The survey also shows that only 25 per cent of Canadian respondents always consider gender when drafting copy for job advertisements while 50 per cent never consider gender. Addressing gender bias in job advertisements can happen through a review process, but this occurs among only 47 per cent of Canadian respondents involved in hiring and recruiting. Among business owners conducting their own recruiting and hiring, the rate is even lower at 22 per cent.
Marina Harris, chief people officer of online investment manager Wealthsimple, says companies should take advantage of tools that can address language use and eliminate biases in hiring.
She points to Textio Hire, a writing technology platform that flags language that could be gender-biased and suggests neutral alternatives. Exhaustive, enforcement and fearless are just some of the words that Textio has identified as skewing towards male applicants. “The more that we use Textio, we're finding that leaders are starting to learn about how to write those job descriptions in ways that are more attractive broadly, without having to even lean on the toolset,” Ms. Harris says. To further attract a wider range of applicants, Ms. Harris also uses a tool called Unbiasify, a Chrome extension that works with websites like LinkedIn, Twitter and AngelList (a hiring platform for startups) to remove personal identifiers such as names and photographs. “That starts to remove the bias early on,” she says.
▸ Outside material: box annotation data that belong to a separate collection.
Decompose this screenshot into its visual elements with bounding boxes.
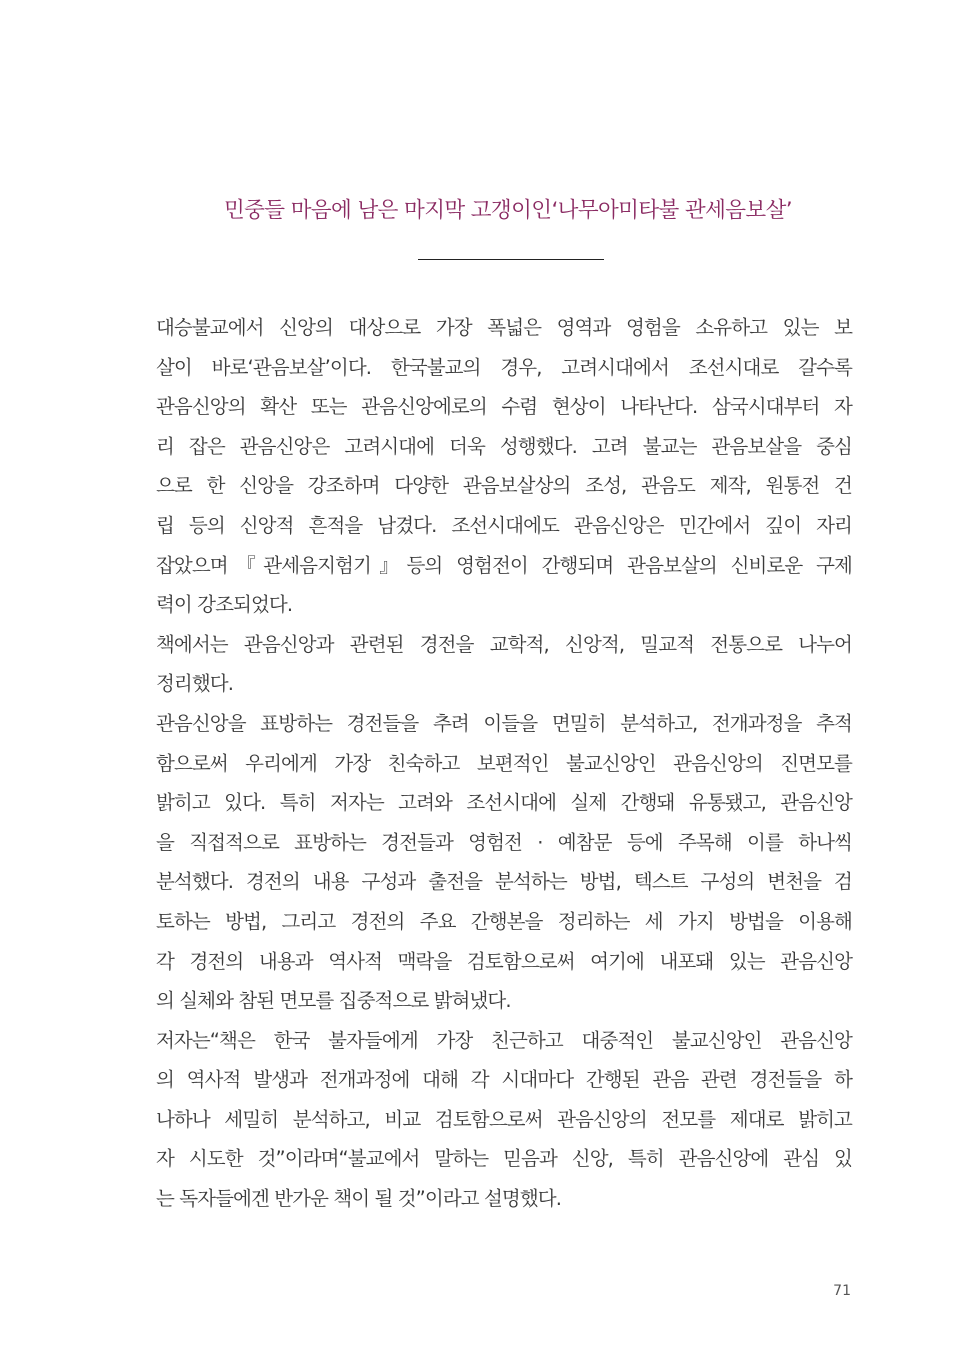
text-line: 대승불교에서 신앙의 대상으로 가장 폭넓은 영역과 영험을 소유하고 있는 보 [156,316,852,339]
text-line: 의 역사적 발생과 전개과정에 대해 각 시대마다 간행된 관음 관련 경전들을 하 [156,1068,852,1092]
text-line: 잡았으며『관세음지험기』등의 영험전이 간행되며 관음보살의 신비로운 구제 [156,553,852,577]
text-line: 는 독자들에겐 반가운 책이 될 것”이라고 설명했다. [156,1187,562,1211]
text-line: 관음신앙을 표방하는 경전들을 추려 이들을 면밀히 분석하고, 전개과정을 추적 [156,711,852,735]
text-line: 살이 바로‘관음보살’이다. 한국불교의 경우, 고려시대에서 조선시대로 갈수록 [156,355,852,379]
text-line: 자 시도한 것”이라며“불교에서 말하는 믿음과 신앙, 특히 관음신앙에 관심 있 [156,1147,852,1171]
section-subtitle: 민중들 마음에 남은 마지막 고갱이인‘나무아미타불 관세음보살’ [223,198,793,223]
text-line: 립 등의 신앙적 흔적을 남겼다. 조선시대에도 관음신앙은 민간에서 깊이 자리 [156,513,852,537]
text-line: 정리했다. [156,672,234,696]
subtitle-divider [418,259,604,260]
text-line: 력이 강조되었다. [156,593,293,617]
text-line: 관음신앙의 확산 또는 관음신앙에로의 수렴 현상이 나타난다. 삼국시대부터 자 [156,395,852,419]
text-line: 의 실체와 참된 면모를 집중적으로 밝혀냈다. [156,989,511,1013]
body-text [156,308,852,1219]
text-line: 밝히고 있다. 특히 저자는 고려와 조선시대에 실제 간행돼 유통됐고, 관음신앙 [156,791,852,815]
text-line: 분석했다. 경전의 내용 구성과 출전을 분석하는 방법, 텍스트 구성의 변천을 검 [156,870,852,894]
text-line: 함으로써 우리에게 가장 친숙하고 보편적인 불교신앙인 관음신앙의 진면모를 [156,751,852,775]
text-line: 리 잡은 관음신앙은 고려시대에 더욱 성행했다. 고려 불교는 관음보살을 중심 [156,434,852,458]
text-line: 각 경전의 내용과 역사적 맥락을 검토함으로써 여기에 내포돼 있는 관음신앙 [156,949,852,973]
text-line: 나하나 세밀히 분석하고, 비교 검토함으로써 관음신앙의 전모를 제대로 밝히고 [156,1107,852,1131]
text-line: 토하는 방법, 그리고 경전의 주요 간행본을 정리하는 세 가지 방법을 이용해 [156,909,852,933]
text-line: 을 직접적으로 표방하는 경전들과 영험전 · 예참문 등에 주목해 이를 하나씩 [156,830,852,854]
text-line: 으로 한 신앙을 강조하며 다양한 관음보살상의 조성, 관음도 제작, 원통전 건 [156,474,852,498]
text-line: 책에서는 관음신앙과 관련된 경전을 교학적, 신앙적, 밀교적 전통으로 나누어 [156,632,852,656]
page-number: 71 [833,1283,851,1299]
text-line: 저자는“책은 한국 불자들에게 가장 친근하고 대중적인 불교신앙인 관음신앙 [156,1028,852,1052]
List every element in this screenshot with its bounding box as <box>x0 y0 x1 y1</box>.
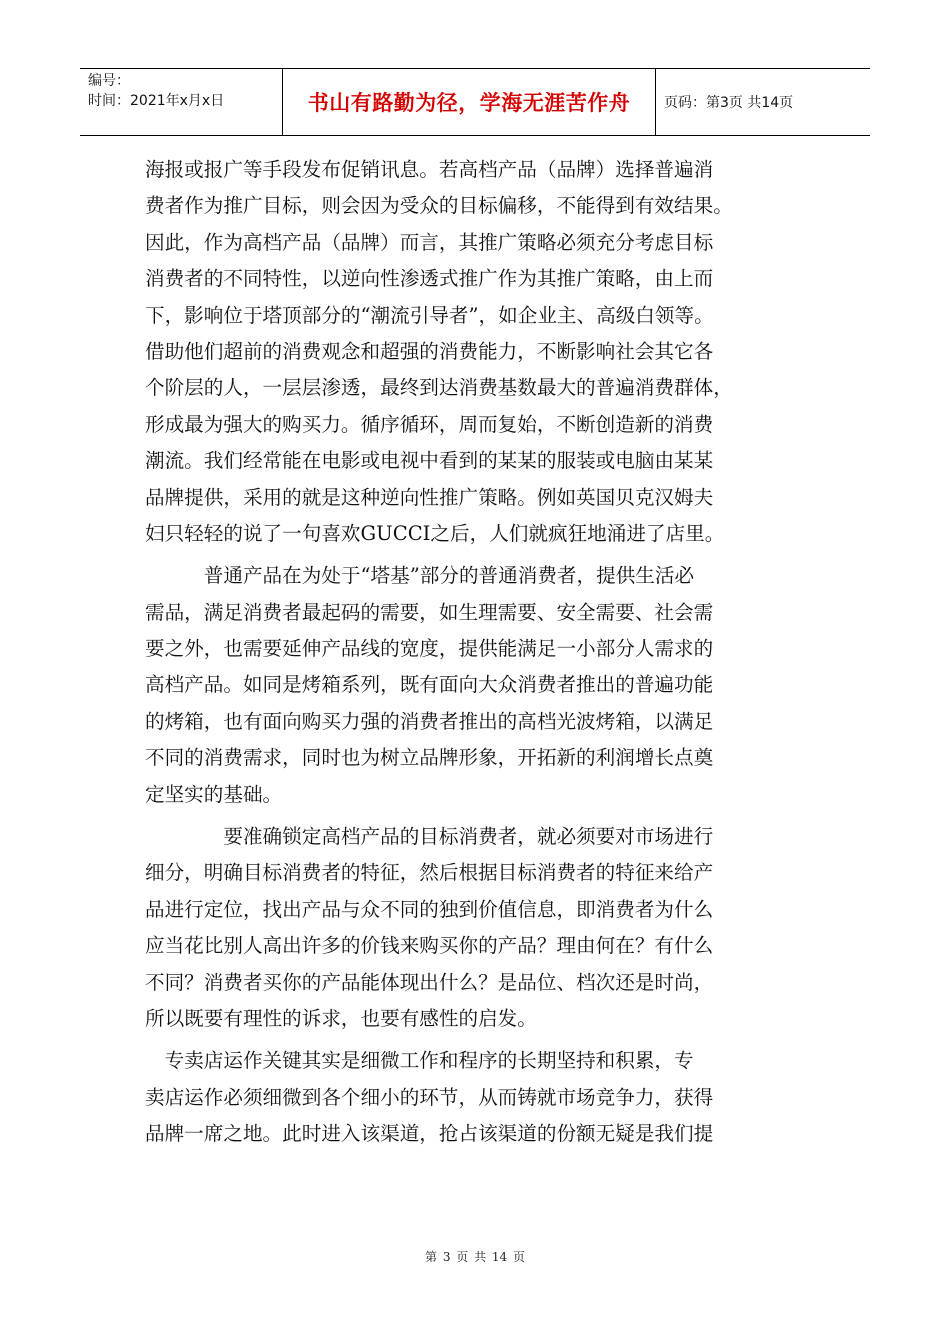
body-line: 定坚实的基础。 <box>145 782 283 806</box>
header-motto: 书山有路勤为径，学海无涯苦作舟 <box>283 69 656 135</box>
header-page-info: 页码：第3页 共14页 <box>664 95 794 111</box>
body-line: 妇只轻轻的说了一句喜欢GUCCI之后，人们就疯狂地涌进了店里。 <box>145 521 725 545</box>
header-meta-cell <box>80 69 283 135</box>
body-line: 费者作为推广目标，则会因为受众的目标偏移，不能得到有效结果。 <box>145 194 733 218</box>
body-line: 专卖店运作关键其实是细微工作和程序的长期坚持和积累，专 <box>145 1049 694 1073</box>
body-line: 借助他们超前的消费观念和超强的消费能力，不断影响社会其它各 <box>145 339 714 363</box>
body-line: 不同的消费需求，同时也为树立品牌形象，开拓新的利润增长点奠 <box>145 746 714 770</box>
body-line: 的烤箱，也有面向购买力强的消费者推出的高档光波烤箱，以满足 <box>145 709 714 733</box>
body-line: 个阶层的人，一层层渗透，最终到达消费基数最大的普遍消费群体， <box>145 376 733 400</box>
document-number-label: 编号： <box>88 73 130 89</box>
body-line: 下，影响位于塔顶部分的“潮流引导者”，如企业主、高级白领等。 <box>145 303 714 327</box>
document-body <box>145 152 805 1153</box>
document-time-label: 时间：2021年x月x日 <box>88 93 225 109</box>
page-footer: 第 3 页 共 14 页 <box>425 1250 525 1264</box>
body-line: 应当花比别人高出许多的价钱来购买你的产品？理由何在？有什么 <box>145 934 714 958</box>
body-line: 形成最为强大的购买力。循序循环，周而复始，不断创造新的消费 <box>145 412 714 436</box>
body-line: 品牌一席之地。此时进入该渠道，抢占该渠道的份额无疑是我们提 <box>145 1122 714 1146</box>
body-line: 高档产品。如同是烤箱系列，既有面向大众消费者推出的普遍功能 <box>145 673 714 697</box>
body-line: 潮流。我们经常能在电影或电视中看到的某某的服装或电脑由某某 <box>145 449 714 473</box>
body-line: 品牌提供，采用的就是这种逆向性推广策略。例如英国贝克汉姆夫 <box>145 485 714 509</box>
page-header <box>80 68 870 136</box>
body-line: 品进行定位，找出产品与众不同的独到价值信息，即消费者为什么 <box>145 897 714 921</box>
body-line: 不同？消费者买你的产品能体现出什么？是品位、档次还是时尚， <box>145 970 714 994</box>
body-line: 消费者的不同特性，以逆向性渗透式推广作为其推广策略，由上而 <box>145 267 714 291</box>
body-line: 细分，明确目标消费者的特征，然后根据目标消费者的特征来给产 <box>145 861 714 885</box>
body-line: 需品，满足消费者最起码的需要，如生理需要、安全需要、社会需 <box>145 600 714 624</box>
body-line: 所以既要有理性的诉求，也要有感性的启发。 <box>145 1006 537 1030</box>
body-line: 卖店运作必须细微到各个细小的环节，从而铸就市场竞争力，获得 <box>145 1085 714 1109</box>
body-line: 因此，作为高档产品（品牌）而言，其推广策略必须充分考虑目标 <box>145 230 714 254</box>
body-line: 普通产品在为处于“塔基”部分的普通消费者，提供生活必 <box>145 564 695 588</box>
body-line: 海报或报广等手段发布促销讯息。若高档产品（品牌）选择普遍消 <box>145 158 714 181</box>
body-line: 要准确锁定高档产品的目标消费者，就必须要对市场进行 <box>145 825 714 849</box>
body-line: 要之外，也需要延伸产品线的宽度，提供能满足一小部分人需求的 <box>145 637 714 661</box>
Once a job is posted, Mr. Brown at LinkedIn recommends tracking a posting’s analytics to see whether there is a gender skew in interest. If analytic tools aren’t available, hiring managers can also track gender as applications come in.
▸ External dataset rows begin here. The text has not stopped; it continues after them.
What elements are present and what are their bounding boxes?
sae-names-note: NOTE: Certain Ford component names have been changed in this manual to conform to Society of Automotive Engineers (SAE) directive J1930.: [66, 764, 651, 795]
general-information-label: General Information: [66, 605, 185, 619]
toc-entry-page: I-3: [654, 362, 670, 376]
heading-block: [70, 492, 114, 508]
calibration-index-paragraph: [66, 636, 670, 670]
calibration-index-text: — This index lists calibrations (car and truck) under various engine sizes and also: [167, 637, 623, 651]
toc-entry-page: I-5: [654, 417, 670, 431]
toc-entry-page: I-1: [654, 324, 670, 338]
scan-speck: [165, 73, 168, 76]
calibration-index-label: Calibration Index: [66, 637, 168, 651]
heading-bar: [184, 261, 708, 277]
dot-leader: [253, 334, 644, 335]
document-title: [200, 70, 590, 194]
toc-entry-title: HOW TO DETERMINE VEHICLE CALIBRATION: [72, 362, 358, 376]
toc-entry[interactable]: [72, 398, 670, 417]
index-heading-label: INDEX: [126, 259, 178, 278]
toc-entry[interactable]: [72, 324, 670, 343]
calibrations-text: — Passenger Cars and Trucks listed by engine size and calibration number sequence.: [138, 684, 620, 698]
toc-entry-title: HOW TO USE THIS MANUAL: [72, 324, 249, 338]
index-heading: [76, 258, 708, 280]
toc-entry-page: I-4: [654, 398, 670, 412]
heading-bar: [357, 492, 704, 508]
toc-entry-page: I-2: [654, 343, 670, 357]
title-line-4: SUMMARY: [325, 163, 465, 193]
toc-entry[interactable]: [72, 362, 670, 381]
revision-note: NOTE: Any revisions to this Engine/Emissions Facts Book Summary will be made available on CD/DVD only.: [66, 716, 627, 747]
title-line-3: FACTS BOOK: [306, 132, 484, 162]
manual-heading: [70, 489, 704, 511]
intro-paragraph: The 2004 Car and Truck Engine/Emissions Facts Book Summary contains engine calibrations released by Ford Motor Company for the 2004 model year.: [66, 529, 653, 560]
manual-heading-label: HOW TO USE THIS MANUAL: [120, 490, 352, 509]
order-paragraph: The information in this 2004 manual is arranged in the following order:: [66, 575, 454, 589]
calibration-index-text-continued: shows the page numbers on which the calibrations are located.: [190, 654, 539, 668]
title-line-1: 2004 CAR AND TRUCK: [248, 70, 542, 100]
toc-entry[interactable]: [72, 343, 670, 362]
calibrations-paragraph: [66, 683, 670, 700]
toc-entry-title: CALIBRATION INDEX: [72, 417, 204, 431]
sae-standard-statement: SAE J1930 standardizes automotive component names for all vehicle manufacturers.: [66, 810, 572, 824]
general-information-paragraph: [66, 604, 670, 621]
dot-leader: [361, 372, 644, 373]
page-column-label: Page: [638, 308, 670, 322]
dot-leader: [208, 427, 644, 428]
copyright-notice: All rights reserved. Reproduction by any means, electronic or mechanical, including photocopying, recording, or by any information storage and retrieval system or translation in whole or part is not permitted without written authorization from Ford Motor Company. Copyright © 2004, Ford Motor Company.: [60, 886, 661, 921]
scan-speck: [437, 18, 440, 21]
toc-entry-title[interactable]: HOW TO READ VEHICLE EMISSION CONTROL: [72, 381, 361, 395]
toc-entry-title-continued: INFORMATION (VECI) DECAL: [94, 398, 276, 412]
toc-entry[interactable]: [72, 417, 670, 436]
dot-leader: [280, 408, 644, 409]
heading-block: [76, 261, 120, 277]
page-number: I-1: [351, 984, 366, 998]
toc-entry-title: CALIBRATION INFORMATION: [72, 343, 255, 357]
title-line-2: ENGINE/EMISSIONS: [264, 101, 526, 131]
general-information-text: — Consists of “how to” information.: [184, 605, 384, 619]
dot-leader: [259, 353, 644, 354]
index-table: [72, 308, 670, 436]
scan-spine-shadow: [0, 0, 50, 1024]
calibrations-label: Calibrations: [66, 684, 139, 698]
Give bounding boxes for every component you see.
A bias toward one gender in the application pool may be a flag to look closer at the listed perks and benefits. According to the LinkedIn report, women are slightly more likely to factor in flexible working hours (59 per cent of women, compared to 49 per cent of men) and medical and dental coverage (45 per cent of women, compared to 35 per cent of men). A survey conducted by Mumsnet, a parenting advice website in the United Kingdom, showed that 66 per cent of women avoid asking about parental leave policies during an interview.
Instead, Mr. Brown suggests hiring managers be transparent about policies on flexible work, medical coverage and parental leave in their job advertisements. “[It] removes the need for the candidate to ask about it, which can then influence bias perceptions.”